Erez Lieberman Aiden and Jean-Baptiste Michel published in 2011 an article on Science that investigated the possibility of measuring cultural evolution. A new term arose from the findings: “cultoromics”. Here’s a look at some of the findings:
“God is not dead, but needs a new publicist”:
Looking for the word “God” in all the books published from 1800 to 2000, we can see the popularity of the word over time in the English language.
There’s still time to become famous, but head to D.C., not Hollywood:
After identifying the 25 most famous people born from 1800 to 1920 in seven different professions and investigating how old they were when they rose to fame, the researchers could conclude that, even though politicians usually turned famous at age 50, they became the most famous, and much more quickly than actors, writers, and scientists.
Women took the lead in the battle of sexes in the 80s:
For at least 170 years, the word “men” has appeared more often in books than “women”. This changed sometime around 1970, when “women” started to gain ground, and eventually surpassed the citation of “men”.
If it sounds too good to be true, look again
However, another study, this time published in 2015 on PLOS by Eitan Adam Pechenick, revisited the promise of measuring cultural evolution by only considering the frequency of a word appearing in books, and shed light on the shortcomings and challenges of using the tool for that purpose.
For one, the researchers point out that Google Books registers one copy of each book, so a popular book with multiple editions has the same weight in the data set as an unpopular book, which might create a misleading notion of frequency.
The paper also questions the data sample that Google Books runs to get the graphs.
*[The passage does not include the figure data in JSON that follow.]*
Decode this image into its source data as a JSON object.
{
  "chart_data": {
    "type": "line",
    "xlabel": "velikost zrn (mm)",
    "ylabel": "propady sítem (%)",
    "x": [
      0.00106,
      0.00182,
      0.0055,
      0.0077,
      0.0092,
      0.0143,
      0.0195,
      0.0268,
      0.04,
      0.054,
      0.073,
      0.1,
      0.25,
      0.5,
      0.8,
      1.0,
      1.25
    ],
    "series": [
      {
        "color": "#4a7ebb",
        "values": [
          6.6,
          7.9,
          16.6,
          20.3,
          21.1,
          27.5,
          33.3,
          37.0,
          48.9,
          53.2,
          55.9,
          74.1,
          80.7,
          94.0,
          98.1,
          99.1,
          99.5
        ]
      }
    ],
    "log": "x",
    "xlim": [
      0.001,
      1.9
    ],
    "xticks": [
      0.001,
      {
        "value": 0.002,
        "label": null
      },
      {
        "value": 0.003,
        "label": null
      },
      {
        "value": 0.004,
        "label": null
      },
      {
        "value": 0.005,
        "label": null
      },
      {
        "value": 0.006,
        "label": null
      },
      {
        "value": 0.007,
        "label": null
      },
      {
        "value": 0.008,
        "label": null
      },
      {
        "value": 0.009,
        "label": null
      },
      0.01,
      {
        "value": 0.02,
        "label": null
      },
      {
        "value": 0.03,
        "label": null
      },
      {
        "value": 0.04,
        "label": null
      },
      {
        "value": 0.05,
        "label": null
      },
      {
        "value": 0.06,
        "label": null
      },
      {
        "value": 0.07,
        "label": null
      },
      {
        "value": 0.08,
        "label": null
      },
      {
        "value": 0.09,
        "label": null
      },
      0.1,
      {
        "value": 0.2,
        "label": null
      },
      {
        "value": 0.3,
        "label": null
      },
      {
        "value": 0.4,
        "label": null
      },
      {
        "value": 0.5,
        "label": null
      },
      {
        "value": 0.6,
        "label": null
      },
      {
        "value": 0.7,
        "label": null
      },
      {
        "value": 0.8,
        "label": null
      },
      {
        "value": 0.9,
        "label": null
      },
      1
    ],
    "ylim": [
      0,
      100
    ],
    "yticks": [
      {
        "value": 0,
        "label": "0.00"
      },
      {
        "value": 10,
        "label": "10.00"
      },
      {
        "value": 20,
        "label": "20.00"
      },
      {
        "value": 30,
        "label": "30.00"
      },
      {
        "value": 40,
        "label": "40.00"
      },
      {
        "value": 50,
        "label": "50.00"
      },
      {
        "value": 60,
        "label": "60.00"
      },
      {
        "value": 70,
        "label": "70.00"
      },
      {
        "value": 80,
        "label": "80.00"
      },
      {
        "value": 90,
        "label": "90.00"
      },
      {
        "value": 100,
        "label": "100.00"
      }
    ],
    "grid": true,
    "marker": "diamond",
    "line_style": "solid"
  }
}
According to the researchers, the data set gets increasingly inundated by scientific publications starting in the 1900s. “When examining these data sets in the future, it will therefore be necessary to first identify and distinguish the popular and scientific components in order to form a picture of the corpus that is informative about cultural and linguistic evolution”, the researches warn.
The study also notes how long it takes for events in life to get told in books. “Analysis of the emotional content of books suggests a lag of roughly a decade between exogenous events and their effects in literature, complicating the use of the Google Books data sets directly as snapshots of cultural identity,” according to the study.
Because anyone can retrieve the data behind Ngram charts using a Phyton code, the study is an important framework for future works that use the tool to measure cultural and linguistic evolutions.